If there’s one takeaway from the events of the past few weeks, it’s this: Wall Street doesn’t understand government very well.
Time and again, over the last several weeks—and the last several years—we’ve seen investors, analysts, and market pundits hugely underestimate the ability and willingness of American governments, of all stripes, to make interest payments on their bonds. And it’s still happening.
In September, Chris Krueger, an analyst for Guggenheim Partners, said there was a 40 percent chance of a “technical default scenarios” and a 60 percent “probability that the U.S. will not enter into technical default scenarios is based on nothing more than blind faith.” In October, reacting in part to such warnings from analysts, large companies like Fidelity, Citi, and others sold off portions of their short-term bond holdings.

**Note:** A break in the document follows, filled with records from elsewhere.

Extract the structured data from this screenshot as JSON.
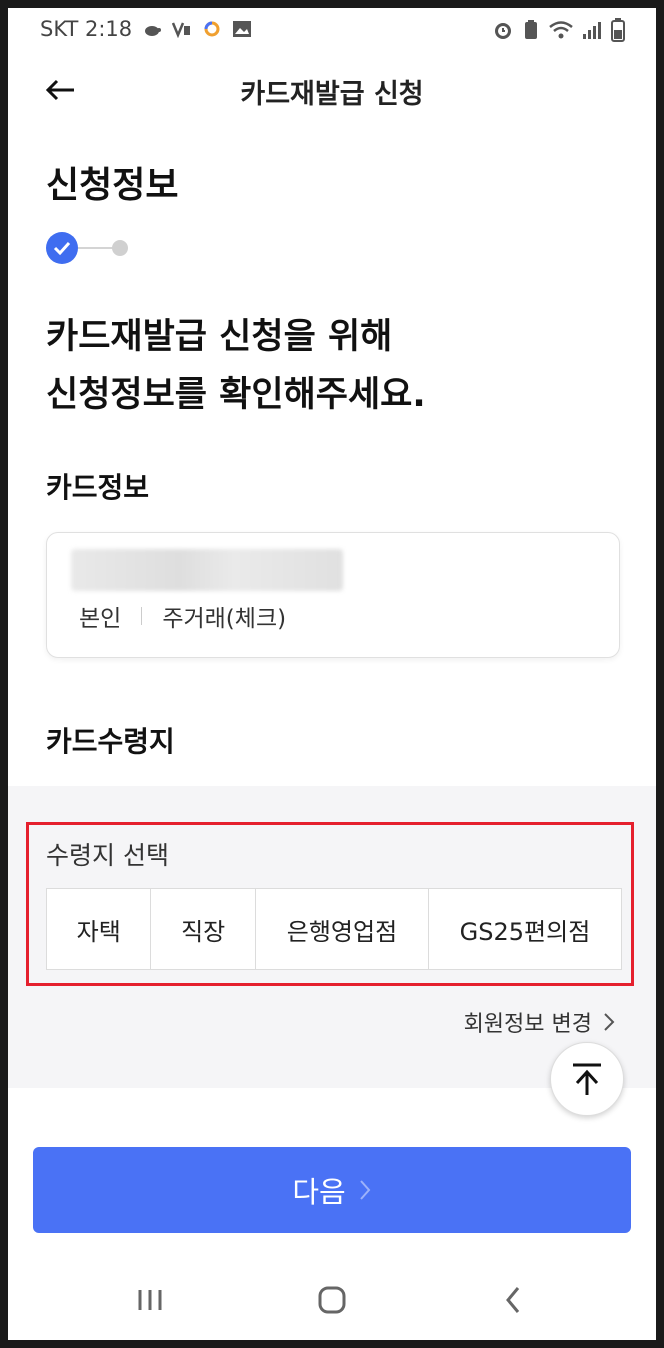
{
  "status_bar": {
    "carrier_time": "SKT 2:18"
  },
  "header": {
    "title": "카드재발급 신청",
    "back_icon": "arrow-left-icon"
  },
  "page": {
    "heading": "신청정보",
    "intro_line1": "카드재발급 신청을 위해",
    "intro_line2": "신청정보를 확인해주세요."
  },
  "card_info": {
    "title": "카드정보",
    "owner": "본인",
    "type": "주거래(체크)"
  },
  "receive": {
    "title": "카드수령지",
    "select_label": "수령지 선택",
    "options": [
      "자택",
      "직장",
      "은행영업점",
      "GS25편의점"
    ]
  },
  "member_link": "회원정보 변경",
  "next_button": "다음",
  "colors": {
    "primary": "#4a72f5",
    "highlight": "#e5202e"
  }
}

The reality? There was a zero percent likelihood of the debt ceiling not being raised. There was no prospect of those bonds not being paid. As many smart pundits noted, House Speaker John Boehner had to let his wacky caucus posture and pose until the last minute before finally caving and letting Democrats and a handful of Republicans pass the necessary legislation. It was entirely predictable. All the market gyrations, the spikes and plunges in the value of short-term bonds, represented so much wasted effort and time, and money lost. The best way to trade the debt ceiling was, indeed, not to trade it.
Not too long ago, there was widespread fear that the federal government and many states and cities would go bust. During the recession, government revenues fell off a cliff and spending exploded. In 2009, California, the largest state, nearly ran out of money and had to issue IOUs. It was common to hear people, including observers as sophisticated as Alan Greenspan, argue that the U.S. would become the next Greece.
Meredith Whitney, the analyst who made a name for herself calling the financial crisis, put out an alarmist tract on the prospects for municipalities. Speaking on 60 Minutes, Whitney called for “50 to 100 sizable defaults, more,” amounting to the failure of hundreds of billions of dollars of bonds. Whitney, like many on Wall Street, viewed government through the same lens she used to look at companies. And companies that have suffered losses for many years and have terrible balance sheets often find it convenient and necessary to file for bankruptcy. But mayors and governors have a much different set of incentives than CEOs do. And they have many more levers they can pull. They can raise taxes. They can fire large numbers of employees. They can turn shut city parks, close fire stations, and turn street lights off temporarily. They can—and will—stop making pension contributions, or trim benefits. They took drastic action without defaulting. Thanks to a combination of tax increases and steady growth, state revenues have been growing for 12 consecutive quarters.
In effect, the people responsible for managing municipal bonds do what lots of Republicans wanted the federal government to do—prioritize. And it turns out governments can stiff an awful lot of stakeholders before they’ll stiff bondholders. So no states have imposed restructuring actions on bondholders. According to Governing, since 2010 there have been 38 municipal bankruptcy filings, including eight general purpose local government bankruptcy filings, three of which were dismissed. Whitney this fall shut down her advisory firm.
When Detroit defaulted last summer, Timothy Blake, an analyst at Moody’s, said it could be the beginning of a wave. “We have to acknowledge there is a trend,” he said. “If the outcome is that they do reduce some of these liabilities, that could be an incentive for the filing.” But how many municipal defaults have there been since Detroit went belly up? If you guessed one, you’d be too high.
The latest scare situation is Puerto Rico, which has $70 billion in municipal bonds outstanding, a severely underfunded pension plan, and a big budget deficit. Through the summer and early fall, the prices of many Puerto Rican bonds fell as investors fretted about a default. Last week, Puerto Rico had to quell concerns over a bankruptcy.
But a default doesn’t look likely, either. Puerto Rico has increased taxes, reformed its pension, slashed its deficit, and is generally doing a better job getting its revenues in alignment with expenses. Like all other government entities in the U.S., Puerto Rico has many people to shortchange before it will stiff its bondholders.
That is not to say a U.S. government entity can’t default or that it never will. There will certainly be more municipal defaults over the coming years. But the probability of a state or a state-like entity defaulting is exceedingly, exceedingly low. Numerate people should be able to grasp this.